Tomorrow's employment report

Friday, December 2, 2011

Private sector payroll employment rose by 151,000 in October, well ahead of forecasts. Now the consensus forecast is for another gain of 145,000-168,000 in November. I think we're at another one of those points when the forecasters are a step or two behind the curve; for reasons laid out in a previous post I think we're back on track for strong employment gains in the months ahead.

I got an accurate forecast of employment in October by looking at the ISM reports, but the ISM non-manufacturing report for November has not been released yet. The manufacturing report was positive but not quite as strong as in October, but then again manufacturing is relatively small fraction of total employment.

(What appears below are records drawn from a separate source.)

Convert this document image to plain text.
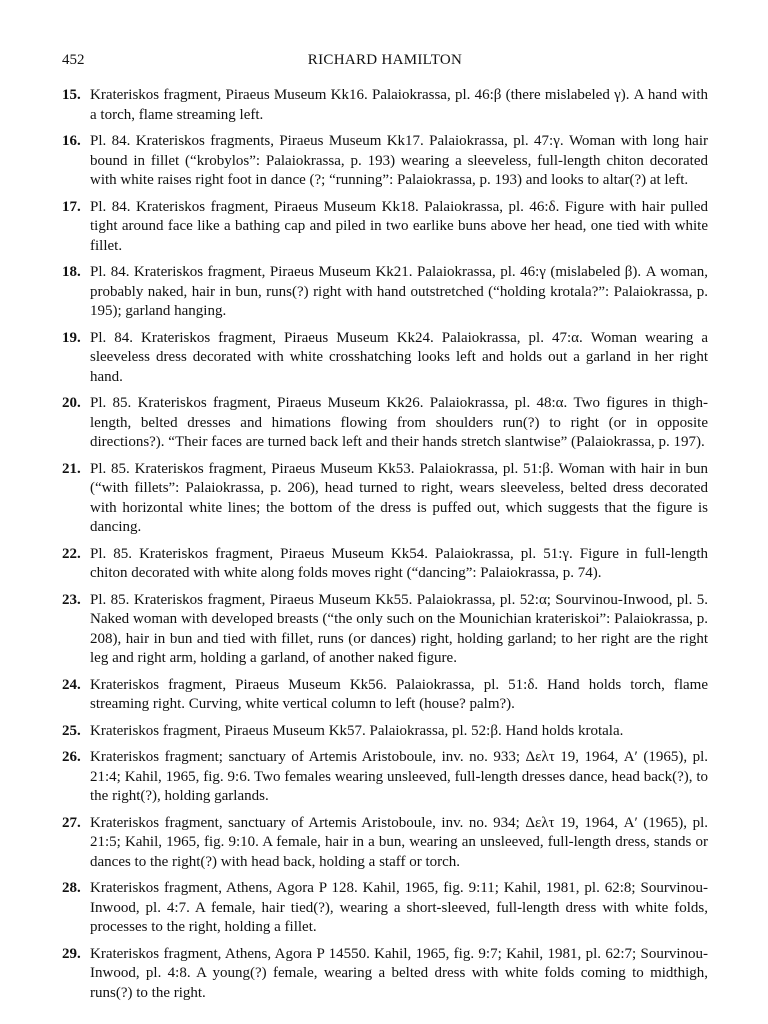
452	RICHARD HAMILTON
15. Krateriskos fragment, Piraeus Museum Kk16. Palaiokrassa, pl. 46:β (there mislabeled γ). A hand with a torch, flame streaming left.
16. Pl. 84. Krateriskos fragments, Piraeus Museum Kk17. Palaiokrassa, pl. 47:γ. Woman with long hair bound in fillet (“krobylos”: Palaiokrassa, p. 193) wearing a sleeveless, full-length chiton decorated with white raises right foot in dance (?; “running”: Palaiokrassa, p. 193) and looks to altar(?) at left.
17. Pl. 84. Krateriskos fragment, Piraeus Museum Kk18. Palaiokrassa, pl. 46:δ. Figure with hair pulled tight around face like a bathing cap and piled in two earlike buns above her head, one tied with white fillet.
18. Pl. 84. Krateriskos fragment, Piraeus Museum Kk21. Palaiokrassa, pl. 46:γ (mislabeled β). A woman, probably naked, hair in bun, runs(?) right with hand outstretched (“holding krotala?”: Palaiokrassa, p. 195); garland hanging.
19. Pl. 84. Krateriskos fragment, Piraeus Museum Kk24. Palaiokrassa, pl. 47:α. Woman wearing a sleeveless dress decorated with white crosshatching looks left and holds out a garland in her right hand.
20. Pl. 85. Krateriskos fragment, Piraeus Museum Kk26. Palaiokrassa, pl. 48:α. Two figures in thigh-length, belted dresses and himations flowing from shoulders run(?) to right (or in opposite directions?). “Their faces are turned back left and their hands stretch slantwise” (Palaiokrassa, p. 197).
21. Pl. 85. Krateriskos fragment, Piraeus Museum Kk53. Palaiokrassa, pl. 51:β. Woman with hair in bun (“with fillets”: Palaiokrassa, p. 206), head turned to right, wears sleeveless, belted dress decorated with horizontal white lines; the bottom of the dress is puffed out, which suggests that the figure is dancing.
22. Pl. 85. Krateriskos fragment, Piraeus Museum Kk54. Palaiokrassa, pl. 51:γ. Figure in full-length chiton decorated with white along folds moves right (“dancing”: Palaiokrassa, p. 74).
23. Pl. 85. Krateriskos fragment, Piraeus Museum Kk55. Palaiokrassa, pl. 52:α; Sourvinou-Inwood, pl. 5. Naked woman with developed breasts (“the only such on the Mounichian krateriskoi”: Palaiokrassa, p. 208), hair in bun and tied with fillet, runs (or dances) right, holding garland; to her right are the right leg and right arm, holding a garland, of another naked figure.
24. Krateriskos fragment, Piraeus Museum Kk56. Palaiokrassa, pl. 51:δ. Hand holds torch, flame streaming right. Curving, white vertical column to left (house? palm?).
25. Krateriskos fragment, Piraeus Museum Kk57. Palaiokrassa, pl. 52:β. Hand holds krotala.
26. Krateriskos fragment; sanctuary of Artemis Aristoboule, inv. no. 933; Δελτ 19, 1964, A′ (1965), pl. 21:4; Kahil, 1965, fig. 9:6. Two females wearing unsleeved, full-length dresses dance, head back(?), to the right(?), holding garlands.
27. Krateriskos fragment, sanctuary of Artemis Aristoboule, inv. no. 934; Δελτ 19, 1964, A′ (1965), pl. 21:5; Kahil, 1965, fig. 9:10. A female, hair in a bun, wearing an unsleeved, full-length dress, stands or dances to the right(?) with head back, holding a staff or torch.
28. Krateriskos fragment, Athens, Agora P 128. Kahil, 1965, fig. 9:11; Kahil, 1981, pl. 62:8; Sourvinou-Inwood, pl. 4:7. A female, hair tied(?), wearing a short-sleeved, full-length dress with white folds, processes to the right, holding a fillet.
29. Krateriskos fragment, Athens, Agora P 14550. Kahil, 1965, fig. 9:7; Kahil, 1981, pl. 62:7; Sourvinou-Inwood, pl. 4:8. A young(?) female, wearing a belted dress with white folds coming to midthigh, runs(?) to the right.
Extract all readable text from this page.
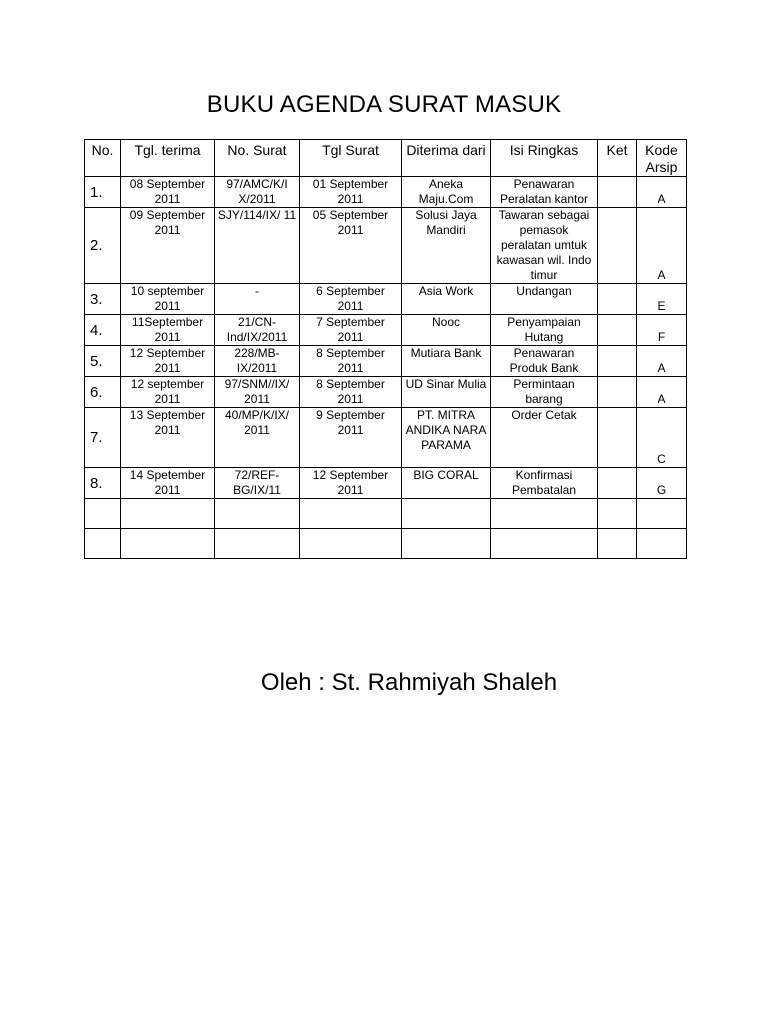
BUKU AGENDA SURAT MASUK
No.	Tgl. terima	No. Surat	Tgl Surat	Diterima dari	Isi Ringkas	Ket	Kode Arsip
1.	08 September 2011	97/AMC/K/I X/2011	01 September 2011	Aneka Maju.Com	Penawaran Peralatan kantor		A
2.	09 September 2011	SJY/114/IX/ 11	05 September 2011	Solusi Jaya Mandiri	Tawaran sebagai pemasok peralatan umtuk kawasan wil. Indo timur		A
3.	10 september 2011	-	6 September 2011	Asia Work	Undangan		E
4.	11September 2011	21/CN-Ind/IX/2011	7 September 2011	Nooc	Penyampaian Hutang		F
5.	12 September 2011	228/MB-IX/2011	8 September 2011	Mutiara Bank	Penawaran Produk Bank		A
6.	12 september 2011	97/SNM//IX/ 2011	8 September 2011	UD Sinar Mulia	Permintaan barang		A
7.	13 September 2011	40/MP/K/IX/ 2011	9 September 2011	PT. MITRA ANDIKA NARA PARAMA	Order Cetak		C
8.	14 Spetember 2011	72/REF-BG/IX/11	12 September 2011	BIG CORAL	Konfirmasi Pembatalan		G

Oleh : St. Rahmiyah Shaleh
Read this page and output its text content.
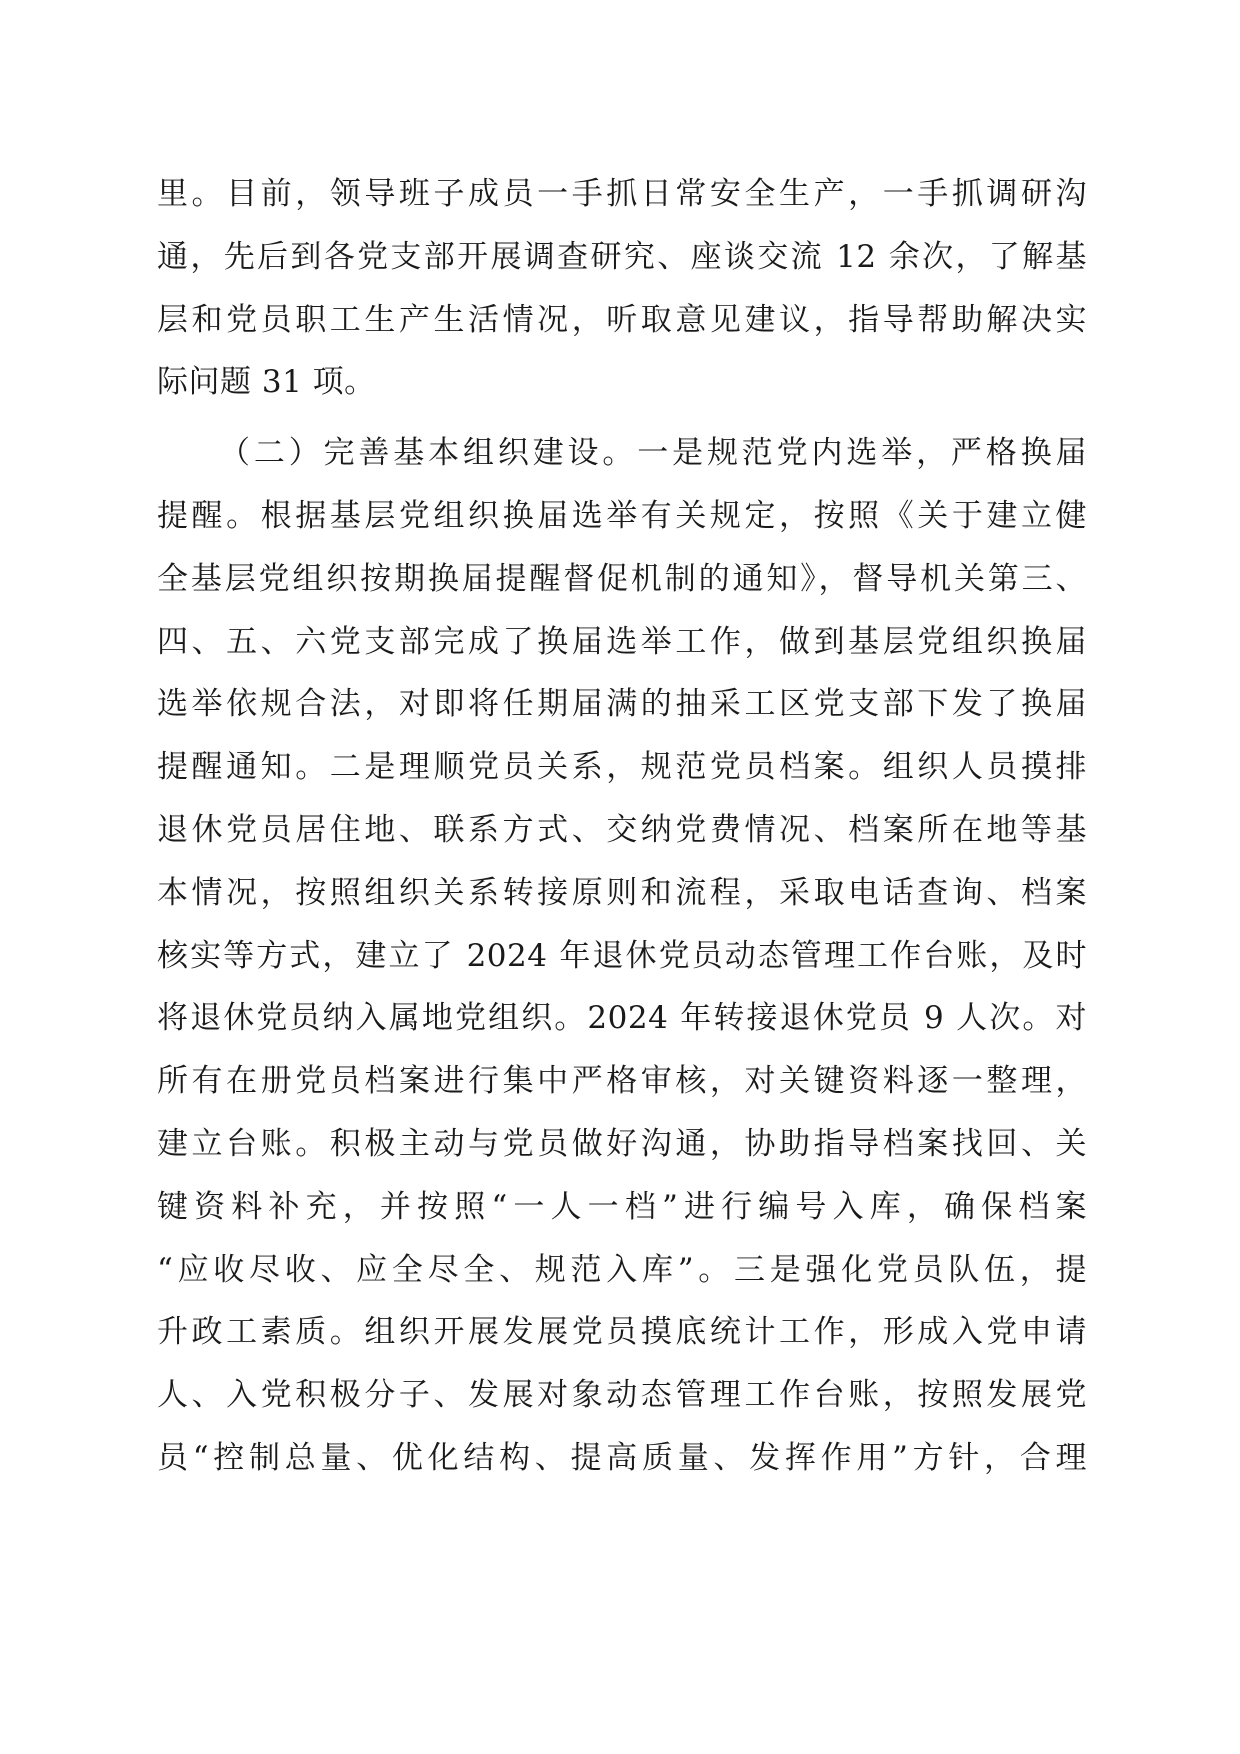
里。目前，领导班子成员一手抓日常安全生产，一手抓调研沟
通，先后到各党支部开展调查研究、座谈交流 12 余次，了解基
层和党员职工生产生活情况，听取意见建议，指导帮助解决实
际问题 31 项。
（二）完善基本组织建设。一是规范党内选举，严格换届
提醒。根据基层党组织换届选举有关规定，按照《关于建立健
全基层党组织按期换届提醒督促机制的通知》，督导机关第三、
四、五、六党支部完成了换届选举工作，做到基层党组织换届
选举依规合法，对即将任期届满的抽采工区党支部下发了换届
提醒通知。二是理顺党员关系，规范党员档案。组织人员摸排
退休党员居住地、联系方式、交纳党费情况、档案所在地等基
本情况，按照组织关系转接原则和流程，采取电话查询、档案
核实等方式，建立了 2024 年退休党员动态管理工作台账，及时
将退休党员纳入属地党组织。2024 年转接退休党员 9 人次。对
所有在册党员档案进行集中严格审核，对关键资料逐一整理，
建立台账。积极主动与党员做好沟通，协助指导档案找回、关
键资料补充，并按照“一人一档”进行编号入库，确保档案
“应收尽收、应全尽全、规范入库”。三是强化党员队伍，提
升政工素质。组织开展发展党员摸底统计工作，形成入党申请
人、入党积极分子、发展对象动态管理工作台账，按照发展党
员“控制总量、优化结构、提高质量、发挥作用”方针，合理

We do have information on initial unemployment insurance claims and the ADP figure for November. ADP says private sector employment growth was 93,000 in November. All year long the ADP has been underestimating private sector payroll employment by 50,000 to 200,000. The average understimation is somewhere around 70,000, so that would imply +163,000 for private sector employment. Because of underestimation, ADP employment is now about .98 of BLS private sector employment, so if I inflate up from the level of ADP employment I also get something in the +150,000 to +250,000 range (the numbers are very sensitive to my assumption of the scaling factor).

Initial claims for unemployment insurance have been falling for the last month or two. If I run a regression of the change in private employment on its own lag and the current and two lags of initial claims and then use that regression to forecast the change in private employment in November, I get +175,000.

So let me express my forecast as a probability distribution, based on the above computations, my budding optimism of the economy, my respect for the uncertainty involved in these things, and the seat of my pants:

Growth in private sector employment in November:
100,000 < x < 150,000 (prob = .2)
150,000 < x < 175,000 (prob = .2)
175,000 < x < 200,000 (prob = .2)
200,000 < x < 225,000 (prob = .2)
225,000 < x < 250,000 (prob = .2)

Prob (x>250,000 or x < 100,000) = close to zero.

I guess that makes my mean estimate somewhere around +185,000.